1. The Neurology of Narrative
Kay Young, Jeffrey L. Saver
From: SubStance Issue 94/95 (Volume 30, Number 1&2), 2001 pp. 72-84

“Abstract

Narrative is the inescapable frame of human existence. Thinkers as diverse as Aristotle, Barthes, and Bruner have recognized the centrality of narrative in human cognition, but have scanted its neurobiologic underpinning. Recent advances in cognitive neuroscience suggest a regionally distributed neural network mediates the creation of narrative in the human central nervous system. Fundamental network components include: 1) the amygdalo-hippocampal system, responsible for initial encoding of episodic and autobiographical memories, 2) the left peri-Sylvian region, where language is formulated, and 3) the frontal cortices and their subcortical connections, where individuals and entities are organized into real and fictional temporal narrative frames. We describe four types of dysnarrativia, states of narrative impairment experienced by individuals with discrete focal damage in different regions of this neural network subserving human self-narrative. Patients with these syndromes illustrate the inseparable connection between narrativity and personhood. Brain- injured individuals may lose their linguistic or visuospatial competencies and still be recognizably the same persons. Individuals who have lost the ability to construct narrative, however, have lost their selves.”

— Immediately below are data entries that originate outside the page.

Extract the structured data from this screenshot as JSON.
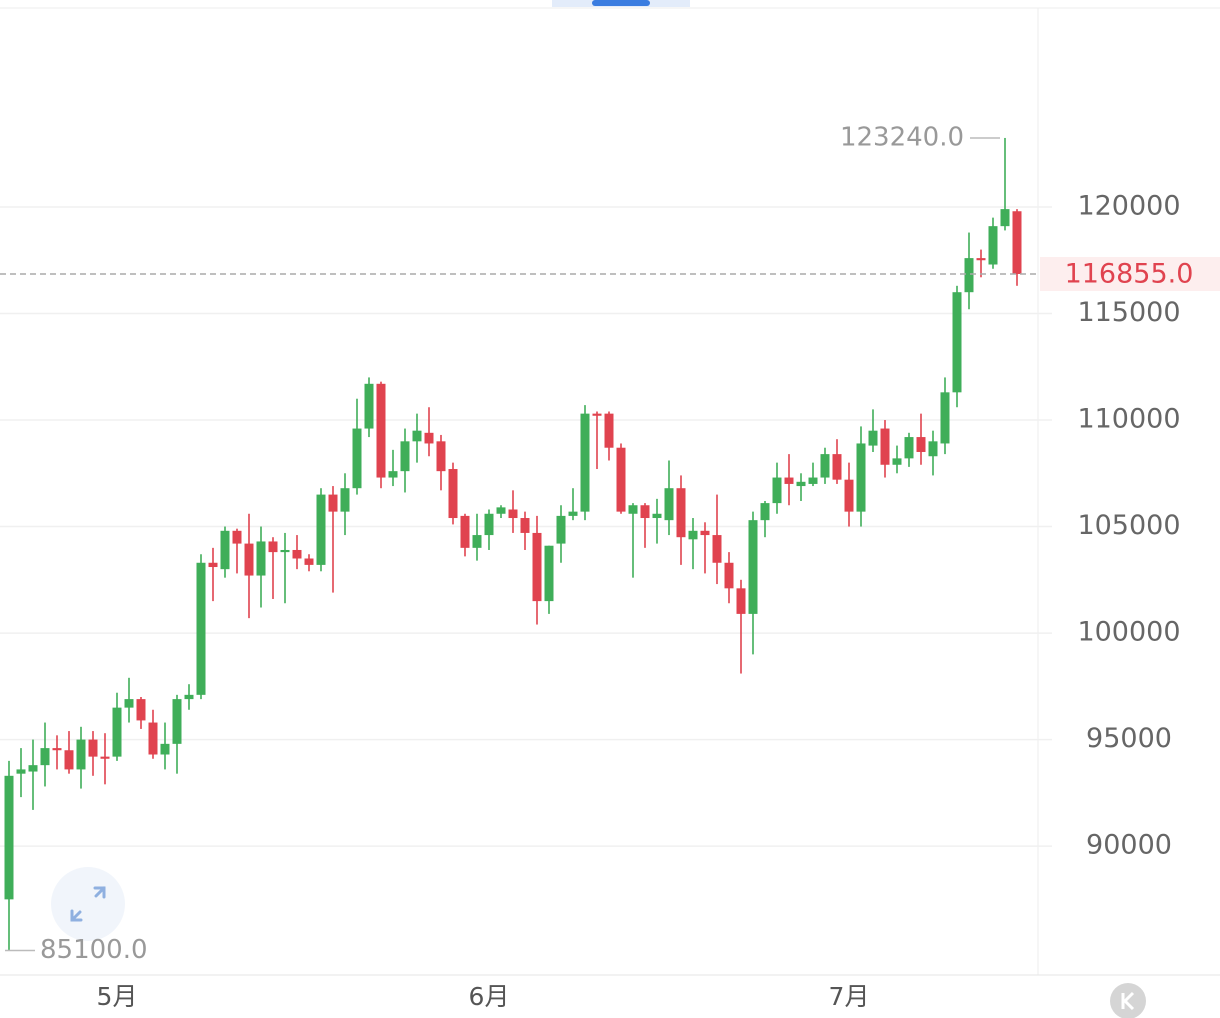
{
  "chart_data": {
    "type": "candlestick",
    "categories": [
      null,
      null,
      null,
      null,
      null,
      null,
      null,
      null,
      null,
      "5月",
      null,
      null,
      null,
      null,
      null,
      null,
      null,
      null,
      null,
      null,
      null,
      null,
      null,
      null,
      null,
      null,
      null,
      null,
      null,
      null,
      null,
      null,
      null,
      null,
      null,
      null,
      null,
      null,
      null,
      null,
      "6月",
      null,
      null,
      null,
      null,
      null,
      null,
      null,
      null,
      null,
      null,
      null,
      null,
      null,
      null,
      null,
      null,
      null,
      null,
      null,
      null,
      null,
      null,
      null,
      null,
      null,
      null,
      null,
      null,
      null,
      "7月",
      null,
      null,
      null,
      null,
      null,
      null,
      null,
      null,
      null,
      null,
      null,
      null,
      null,
      null
    ],
    "open": [
      87500,
      93400,
      93500,
      93800,
      94600,
      94500,
      93600,
      95000,
      94200,
      94200,
      96500,
      96900,
      95800,
      94300,
      94800,
      96900,
      97100,
      103300,
      103000,
      104800,
      104200,
      102700,
      104300,
      103800,
      103900,
      103500,
      103200,
      106500,
      105700,
      106800,
      109600,
      111700,
      107300,
      107600,
      109000,
      109400,
      109000,
      107700,
      105500,
      104000,
      104600,
      105600,
      105800,
      105400,
      104700,
      101500,
      104200,
      105500,
      105700,
      110300,
      110300,
      108700,
      105600,
      106000,
      105400,
      105300,
      106800,
      104400,
      104800,
      104600,
      103300,
      102100,
      100900,
      105300,
      106100,
      107300,
      106900,
      107000,
      107300,
      108400,
      107200,
      105700,
      108800,
      109600,
      107900,
      108200,
      109200,
      108300,
      108900,
      111300,
      116000,
      117600,
      117300,
      119100,
      119800
    ],
    "high": [
      94000,
      94600,
      95000,
      95800,
      95200,
      95400,
      95600,
      95400,
      95300,
      97200,
      97900,
      97000,
      96400,
      95800,
      97100,
      97600,
      103700,
      104000,
      105000,
      104900,
      105600,
      105000,
      104500,
      104700,
      104600,
      103700,
      106800,
      106900,
      107500,
      111000,
      112000,
      111800,
      108600,
      109600,
      110300,
      110600,
      109300,
      108000,
      105600,
      105600,
      105800,
      106000,
      106700,
      105700,
      105500,
      104100,
      106000,
      106800,
      110700,
      110400,
      110400,
      108900,
      106100,
      106100,
      106300,
      108100,
      107400,
      105400,
      105200,
      106500,
      103800,
      102500,
      105700,
      106200,
      108000,
      108400,
      107500,
      108000,
      108700,
      109100,
      108000,
      109700,
      110500,
      110000,
      108800,
      109400,
      110300,
      109500,
      112000,
      116300,
      118800,
      118000,
      119500,
      123240,
      119900
    ],
    "low": [
      85100,
      92300,
      91700,
      92800,
      93600,
      93400,
      92700,
      93300,
      92900,
      94000,
      95800,
      95500,
      94100,
      93600,
      93400,
      96400,
      96900,
      101500,
      102600,
      102800,
      100700,
      101200,
      101600,
      101400,
      103000,
      102900,
      102900,
      101900,
      104600,
      106500,
      109200,
      106800,
      106900,
      106600,
      108000,
      108300,
      106700,
      105100,
      103600,
      103400,
      103900,
      105400,
      104700,
      103900,
      100400,
      100900,
      103300,
      105300,
      105300,
      107700,
      108100,
      105600,
      102600,
      104000,
      104200,
      104600,
      103200,
      103000,
      102800,
      102300,
      101400,
      98100,
      99000,
      104500,
      105600,
      106000,
      106200,
      106900,
      107000,
      107000,
      105000,
      105000,
      108500,
      107300,
      107500,
      107800,
      107900,
      107400,
      108400,
      110600,
      115200,
      116700,
      117100,
      118900,
      116300
    ],
    "close": [
      93300,
      93600,
      93800,
      94600,
      94500,
      93600,
      95000,
      94200,
      94100,
      96500,
      96900,
      95900,
      94300,
      94800,
      96900,
      97100,
      103300,
      103100,
      104800,
      104200,
      102700,
      104300,
      103800,
      103900,
      103500,
      103200,
      106500,
      105700,
      106800,
      109600,
      111700,
      107300,
      107600,
      109000,
      109500,
      108900,
      107600,
      105400,
      104000,
      104600,
      105600,
      105900,
      105400,
      104700,
      101500,
      104100,
      105500,
      105700,
      110300,
      110200,
      108700,
      105700,
      106000,
      105400,
      105600,
      106800,
      104500,
      104800,
      104600,
      103300,
      102100,
      100900,
      105300,
      106100,
      107300,
      107000,
      107100,
      107300,
      108400,
      107200,
      105700,
      108900,
      109500,
      107900,
      108200,
      109200,
      108500,
      109000,
      111300,
      116000,
      117600,
      117500,
      119100,
      119900,
      116855
    ],
    "up_color": "#3fae59",
    "down_color": "#e0434f",
    "ylim": [
      83950,
      129340
    ],
    "yticks": [
      90000,
      95000,
      100000,
      105000,
      110000,
      115000,
      120000
    ],
    "grid": true,
    "annotations": [
      {
        "value": 123240,
        "label": "123240.0"
      },
      {
        "value": 85100,
        "label": "85100.0"
      }
    ],
    "last_price": {
      "value": 116855,
      "label": "116855.0"
    }
  }
}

2. Causal coherence and memory for events in narratives
John B. Black Hyman Bern
Journal of Verbal Learning and Verbal Behavior. Volume 20, Issue 3, June 1981, Pages 267–275

“Causally related events in narratives were remembered better than events that were not causally related. In Experiment 1, subjects recalled sentences from stories when given the sentences that immediately preceded them as cues. Cued recall was better when the two sentences were causally related than when they were not. In Experiment 2, subjects free recalled the same stories. Again, recall was better for the sentences when they were part of a causally related pair. Also subjects were more likely to combine two sentences into one during recall when they were causally related.”